En esta entrega vamos a ver cómo los tres principales sectores de la industria musical se vieron afectados por el Internet y cómo se han transformado en su tamaño, fuerza, y las relaciones entre los sectores de la industria.

En 1999, la industria mundial de la música grabada había experimentado un periodo de crecimiento que duró casi un cuarto de siglo. En el año 1974 se vendieron aproximadamente mil millones de discos en todo el mundo y, a finales de siglo, el número de discos vendidos era más del triple de la cifra. A finales de los años noventa, pocos directivos de las discográficas esperaban entonces que un equipo de hackers adolescentes de Internet liderado por Shawn Fanning (en aquel entonces estudiante de la Northeastern University de Boston), desencadenara un fuerte proceso que acabaría replanteando los cimientos de la industria.
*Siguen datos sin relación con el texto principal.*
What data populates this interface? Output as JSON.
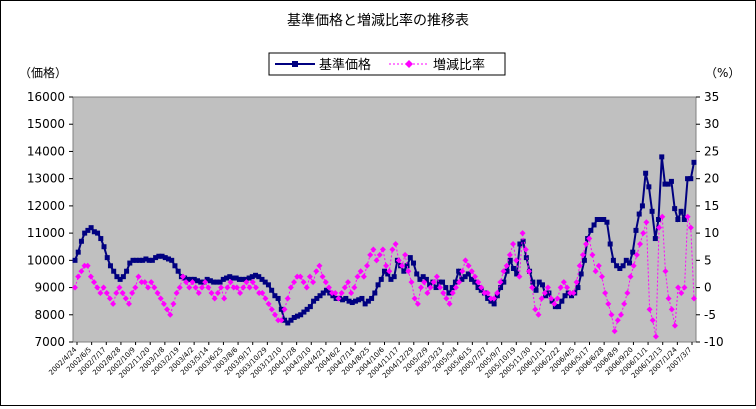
{
  "chart_data": {
    "type": "line",
    "title": "基準価格と増減比率の推移表",
    "ylabel": "（価格）",
    "y2label": "（%）",
    "ylim": [
      7000,
      16000
    ],
    "y_ticks": [
      7000,
      8000,
      9000,
      10000,
      11000,
      12000,
      13000,
      14000,
      15000,
      16000
    ],
    "y2lim": [
      -10,
      35
    ],
    "y2_ticks": [
      -10,
      -5,
      0,
      5,
      10,
      15,
      20,
      25,
      30,
      35
    ],
    "x_tick_labels": [
      "2002/4/24",
      "2002/6/5",
      "2002/7/17",
      "2002/8/28",
      "2002/10/9",
      "2002/11/20",
      "2003/1/8",
      "2003/2/19",
      "2003/4/2",
      "2003/5/14",
      "2003/6/25",
      "2003/8/6",
      "2003/9/17",
      "2003/10/29",
      "2003/12/10",
      "2004/1/28",
      "2004/3/10",
      "2004/4/21",
      "2004/6/2",
      "2004/7/14",
      "2004/8/25",
      "2004/10/6",
      "2004/11/17",
      "2004/12/29",
      "2005/2/9",
      "2005/3/23",
      "2005/5/4",
      "2005/6/15",
      "2005/7/27",
      "2005/9/7",
      "2005/10/19",
      "2005/11/30",
      "2006/1/11",
      "2006/2/22",
      "2006/4/5",
      "2006/5/17",
      "2006/6/28",
      "2006/8/9",
      "2006/9/20",
      "2006/11/1",
      "2006/12/13",
      "2007/1/24",
      "2007/3/7"
    ],
    "legend_position": "top",
    "grid": false,
    "plot_background": "#c0c0c0",
    "series": [
      {
        "name": "基準価格",
        "axis": "left",
        "color": "#000080",
        "marker": "square",
        "values": [
          10000,
          10300,
          10700,
          11000,
          11100,
          11200,
          11050,
          11000,
          10800,
          10500,
          10100,
          9800,
          9600,
          9400,
          9300,
          9400,
          9600,
          9900,
          10000,
          10000,
          10000,
          10000,
          10050,
          10000,
          10000,
          10100,
          10150,
          10150,
          10100,
          10050,
          10000,
          9800,
          9600,
          9400,
          9350,
          9300,
          9300,
          9300,
          9250,
          9200,
          9200,
          9300,
          9250,
          9200,
          9200,
          9200,
          9300,
          9350,
          9400,
          9350,
          9350,
          9300,
          9300,
          9300,
          9350,
          9400,
          9450,
          9400,
          9300,
          9200,
          9100,
          8900,
          8700,
          8600,
          8200,
          7800,
          7700,
          7800,
          7900,
          7950,
          8000,
          8100,
          8200,
          8300,
          8500,
          8600,
          8700,
          8800,
          8900,
          8800,
          8700,
          8600,
          8600,
          8550,
          8600,
          8500,
          8450,
          8500,
          8550,
          8600,
          8400,
          8500,
          8600,
          8800,
          9100,
          9300,
          9600,
          9500,
          9300,
          9400,
          10000,
          9800,
          9600,
          9800,
          10100,
          9900,
          9500,
          9300,
          9400,
          9300,
          9100,
          9200,
          9000,
          9200,
          9200,
          9000,
          8800,
          9000,
          9200,
          9600,
          9300,
          9400,
          9500,
          9300,
          9200,
          9000,
          8900,
          8800,
          8600,
          8500,
          8400,
          8700,
          9000,
          9200,
          9600,
          10000,
          9700,
          9500,
          10600,
          10700,
          10100,
          9600,
          9200,
          8900,
          9200,
          9100,
          8700,
          8800,
          8500,
          8300,
          8300,
          8500,
          8700,
          8800,
          8700,
          8800,
          9000,
          9500,
          10000,
          10800,
          11100,
          11300,
          11500,
          11500,
          11500,
          11400,
          10600,
          10000,
          9800,
          9700,
          9800,
          10000,
          9900,
          10300,
          11100,
          11700,
          12000,
          13200,
          12700,
          11800,
          10800,
          11500,
          13800,
          12800,
          12800,
          12900,
          11900,
          11500,
          11800,
          11500,
          13000,
          13000,
          13600
        ]
      },
      {
        "name": "増減比率",
        "axis": "right",
        "color": "#ff00ff",
        "marker": "diamond",
        "values": [
          0,
          2,
          3,
          4,
          4,
          2,
          1,
          0,
          -1,
          0,
          -1,
          -2,
          -3,
          -1,
          0,
          -1,
          -2,
          -3,
          -1,
          0,
          2,
          1,
          1,
          0,
          1,
          0,
          -1,
          -2,
          -3,
          -4,
          -5,
          -3,
          -1,
          0,
          2,
          1,
          0,
          1,
          0,
          -1,
          0,
          1,
          0,
          -1,
          -2,
          -1,
          0,
          -2,
          0,
          1,
          0,
          0,
          -1,
          0,
          1,
          0,
          1,
          0,
          -1,
          -1,
          -2,
          -3,
          -4,
          -5,
          -6,
          -6,
          -4,
          -2,
          0,
          1,
          2,
          2,
          1,
          0,
          2,
          1,
          3,
          4,
          2,
          1,
          0,
          -1,
          -1,
          -2,
          -1,
          0,
          1,
          -1,
          0,
          2,
          3,
          2,
          4,
          6,
          7,
          5,
          6,
          7,
          4,
          3,
          7,
          8,
          5,
          4,
          6,
          3,
          1,
          -2,
          -3,
          0,
          1,
          -1,
          0,
          1,
          2,
          0,
          -1,
          -2,
          -3,
          -1,
          0,
          1,
          3,
          5,
          4,
          3,
          2,
          1,
          0,
          -1,
          -1,
          -2,
          -2,
          -1,
          1,
          3,
          4,
          6,
          8,
          5,
          2,
          10,
          7,
          3,
          0,
          -4,
          -5,
          -2,
          -1,
          0,
          -2,
          -3,
          -2,
          0,
          1,
          0,
          -1,
          -1,
          1,
          4,
          6,
          8,
          9,
          6,
          3,
          4,
          2,
          -1,
          -3,
          -5,
          -8,
          -6,
          -5,
          -3,
          -1,
          2,
          4,
          6,
          8,
          10,
          12,
          -4,
          -6,
          -9,
          11,
          13,
          3,
          -2,
          -4,
          -7,
          0,
          -1,
          0,
          13,
          11,
          -2
        ]
      }
    ]
  }
}
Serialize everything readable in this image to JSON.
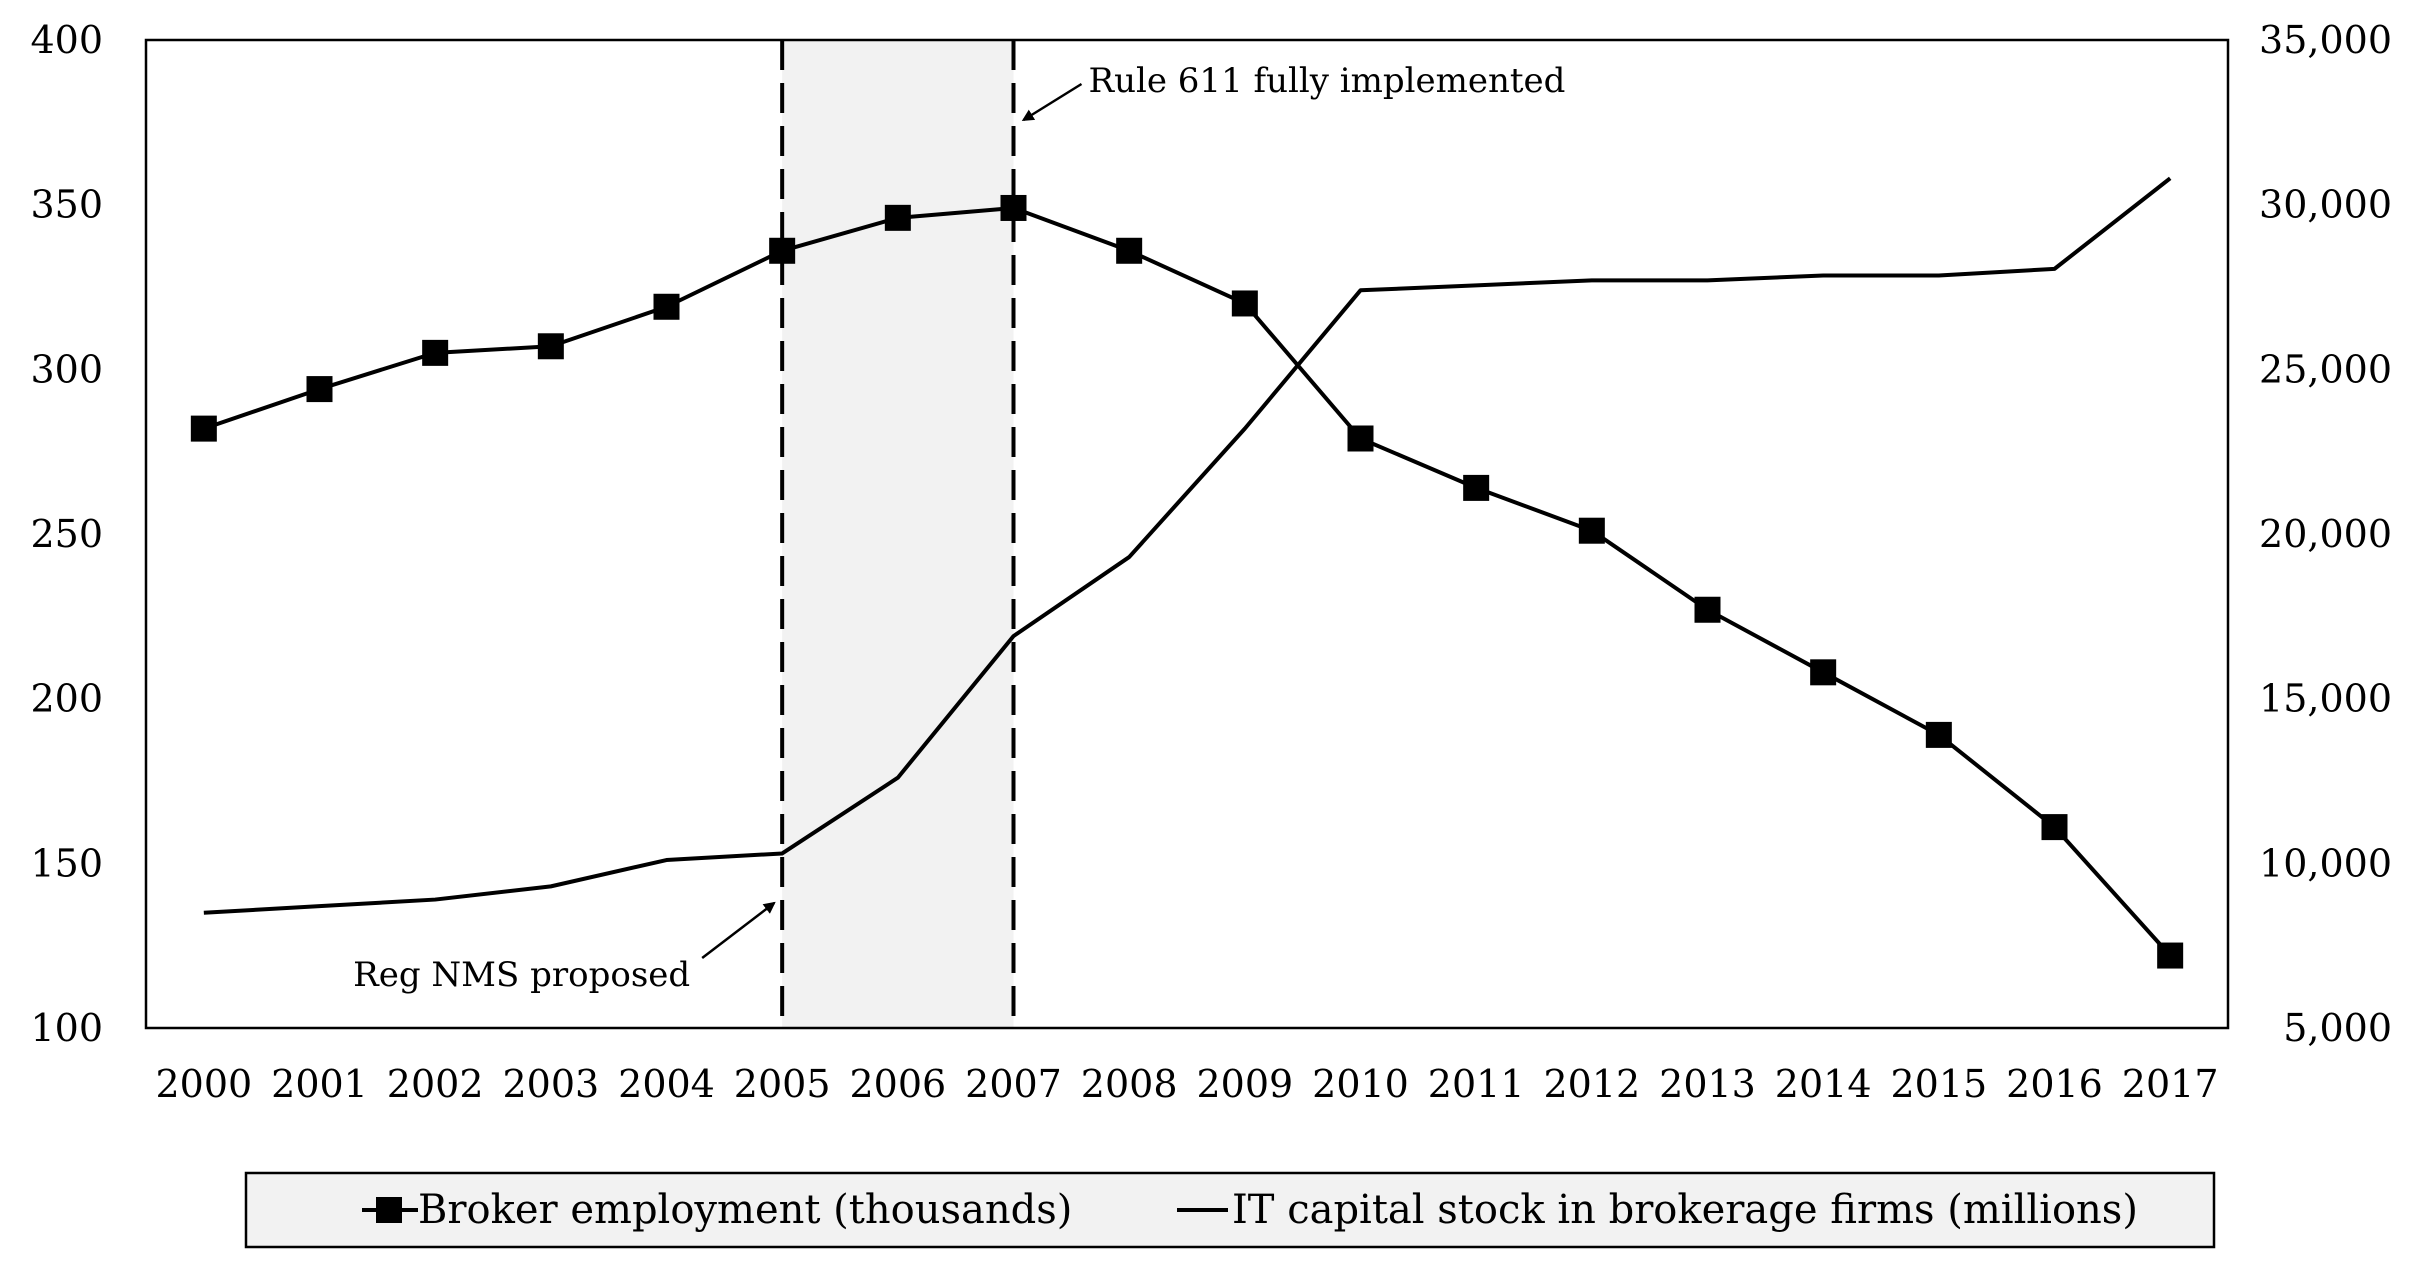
{
  "chart_data": {
    "type": "line",
    "x": [
      "2000",
      "2001",
      "2002",
      "2003",
      "2004",
      "2005",
      "2006",
      "2007",
      "2008",
      "2009",
      "2010",
      "2011",
      "2012",
      "2013",
      "2014",
      "2015",
      "2016",
      "2017"
    ],
    "left_axis": {
      "ylim": [
        100,
        400
      ],
      "ticks": [
        "100",
        "150",
        "200",
        "250",
        "300",
        "350",
        "400"
      ]
    },
    "right_axis": {
      "ylim": [
        5000,
        35000
      ],
      "ticks": [
        "5,000",
        "10,000",
        "15,000",
        "20,000",
        "25,000",
        "30,000",
        "35,000"
      ]
    },
    "series": [
      {
        "name": "Broker employment (thousands)",
        "axis": "left",
        "marker": "square",
        "values": [
          282,
          294,
          305,
          307,
          319,
          336,
          346,
          349,
          336,
          320,
          279,
          264,
          251,
          227,
          208,
          189,
          161,
          122
        ]
      },
      {
        "name": "IT capital stock in brokerage firms (millions)",
        "axis": "right",
        "marker": "none",
        "values": [
          8500,
          8700,
          8900,
          9300,
          10100,
          10300,
          12600,
          16900,
          19300,
          23200,
          27400,
          27550,
          27700,
          27700,
          27850,
          27850,
          28050,
          30800
        ]
      }
    ],
    "shaded_region": {
      "from": "2005",
      "to": "2007"
    },
    "annotations": [
      {
        "text": "Reg NMS proposed",
        "at": "2005"
      },
      {
        "text": "Rule 611 fully implemented",
        "at": "2007"
      }
    ],
    "legend": {
      "placement": "bottom"
    },
    "grid": false
  }
}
Shawn Fanning creó y puso en marcha un servicio de intercambio de archivos llamado Napster que permitía a los usuarios descargar y compartir música sin compensar a los titulares de derechos reconocidos. Napster fue demandado con bastante rapidez por los ejecutivos de la industria musical y finalmente se vio obligado a cerrar el servicio. Sin embargo, una serie de otros servicios cada vez más sofisticados siguieron inmediatamente su ejemplo. Aunque la industria musical tradicional utilizó métodos muy agresivos, tanto legales como técnicos, para frenar la explosión de servicios de piratería en línea como Napster, Kazaa, Limewire, Grokster, DC++ y The Pirate Bay, todo fue en vano. Tan pronto como un servicio de intercambio de archivos fue llevado ante la justicia y se le exigió el cese de sus operaciones, surgieron nuevos servicios que ocuparon su lugar. A finales de 2013, las ventas de música grabada distribuida físicamente (por ejemplo, casetes, CD, vinilos), medidas en unidades vendidas, volvieron a los mismos niveles relativamente bajos de principios de los años 70.

En los 15 años transcurridos desde el lanzamiento de Napster, la industria musical se transformó por completo y abandonó en gran medida el modelo que dominó la industria durante la mayor parte del siglo pasado.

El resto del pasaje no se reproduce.